The book starts with a historical section, followed by a sufficiently detailed background in typography and layout, considering the main ways that text might be incorporated within visualisations: literal data, typographic qualities, visual attributes, alternative layouts, and interactions. But once again it’s hard to pin this book down to “just” certain elements of working with text, as it swiftly moves into the myriad opportunities for visualising with text.

Our contents image above then kicks in. Text as labels is an example-packed chapter of just that (where our text is doing the job of the main point label) and in looking at the Distributions chapter, this time our text replaces the function of the actual bar or shape mark that’s encoding our metric. In other words, we’ve got text that looks like scatterplots, tile maps or bubble charts, followed by text that looks like bar charts or area charts. And the book is never short of examples, often showing several individual separate examples where a lesser book would just use one. Next, microtext lines are a fun chart type – here we’re using text as the line in a line chart. 

We move onto text formatting as a type of encoding, followed by more examples of text encoding to represent geographical areas (maps!). And as we move through using text to display ratios and different layouts, we then come across “spark words” – including any number of the above methodologies where text is manipulated to facilitate the understanding of that text (for example using font weight as an encoding for city size).

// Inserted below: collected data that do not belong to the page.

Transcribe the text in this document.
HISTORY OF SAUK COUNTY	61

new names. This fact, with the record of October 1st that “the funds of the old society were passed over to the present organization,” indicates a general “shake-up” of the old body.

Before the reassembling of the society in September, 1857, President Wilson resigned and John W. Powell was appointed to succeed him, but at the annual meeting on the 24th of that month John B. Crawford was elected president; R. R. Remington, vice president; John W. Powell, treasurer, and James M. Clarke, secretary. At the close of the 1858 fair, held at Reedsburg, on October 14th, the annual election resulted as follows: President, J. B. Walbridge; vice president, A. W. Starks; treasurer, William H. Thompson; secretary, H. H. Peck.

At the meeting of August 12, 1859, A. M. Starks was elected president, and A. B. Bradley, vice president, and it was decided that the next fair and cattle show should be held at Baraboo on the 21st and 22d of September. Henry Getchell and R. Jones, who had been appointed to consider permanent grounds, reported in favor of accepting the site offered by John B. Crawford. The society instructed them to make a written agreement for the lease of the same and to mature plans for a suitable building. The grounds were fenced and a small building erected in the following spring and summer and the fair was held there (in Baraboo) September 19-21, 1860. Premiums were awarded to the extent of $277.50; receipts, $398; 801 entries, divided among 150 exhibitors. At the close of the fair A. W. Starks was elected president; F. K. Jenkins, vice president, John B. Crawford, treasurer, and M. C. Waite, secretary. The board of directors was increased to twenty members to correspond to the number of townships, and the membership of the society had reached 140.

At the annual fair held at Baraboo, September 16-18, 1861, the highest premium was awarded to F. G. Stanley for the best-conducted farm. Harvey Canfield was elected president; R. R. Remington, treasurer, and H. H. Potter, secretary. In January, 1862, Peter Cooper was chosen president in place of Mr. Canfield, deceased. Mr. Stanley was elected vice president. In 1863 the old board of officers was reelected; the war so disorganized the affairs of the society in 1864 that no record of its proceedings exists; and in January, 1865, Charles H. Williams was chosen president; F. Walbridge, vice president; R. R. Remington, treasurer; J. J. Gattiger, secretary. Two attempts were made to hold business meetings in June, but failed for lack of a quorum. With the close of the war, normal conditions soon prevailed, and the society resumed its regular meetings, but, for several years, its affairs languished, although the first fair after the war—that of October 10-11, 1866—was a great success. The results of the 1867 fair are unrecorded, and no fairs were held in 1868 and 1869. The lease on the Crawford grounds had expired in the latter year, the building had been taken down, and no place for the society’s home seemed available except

I feel I haven’t done a great job of reviewing this book other than to convey the breadth and depth of text-related information in the book and my own pleasure at browsing through and having this great reference to hand for all things text and visualisation. But though my thoughts are disjointed, the book does a better job than I do at bringing everything together with a detailed taxonomy of all discussed uses of text in visualisation. I show it here, knowing that it’s not clear, but as an illustration of its variety and its completeness. 

If you need or want a clearer version and full detail of all the innovative ideas with visual examples (and, who doesn’t?!) then I highly recommend this book.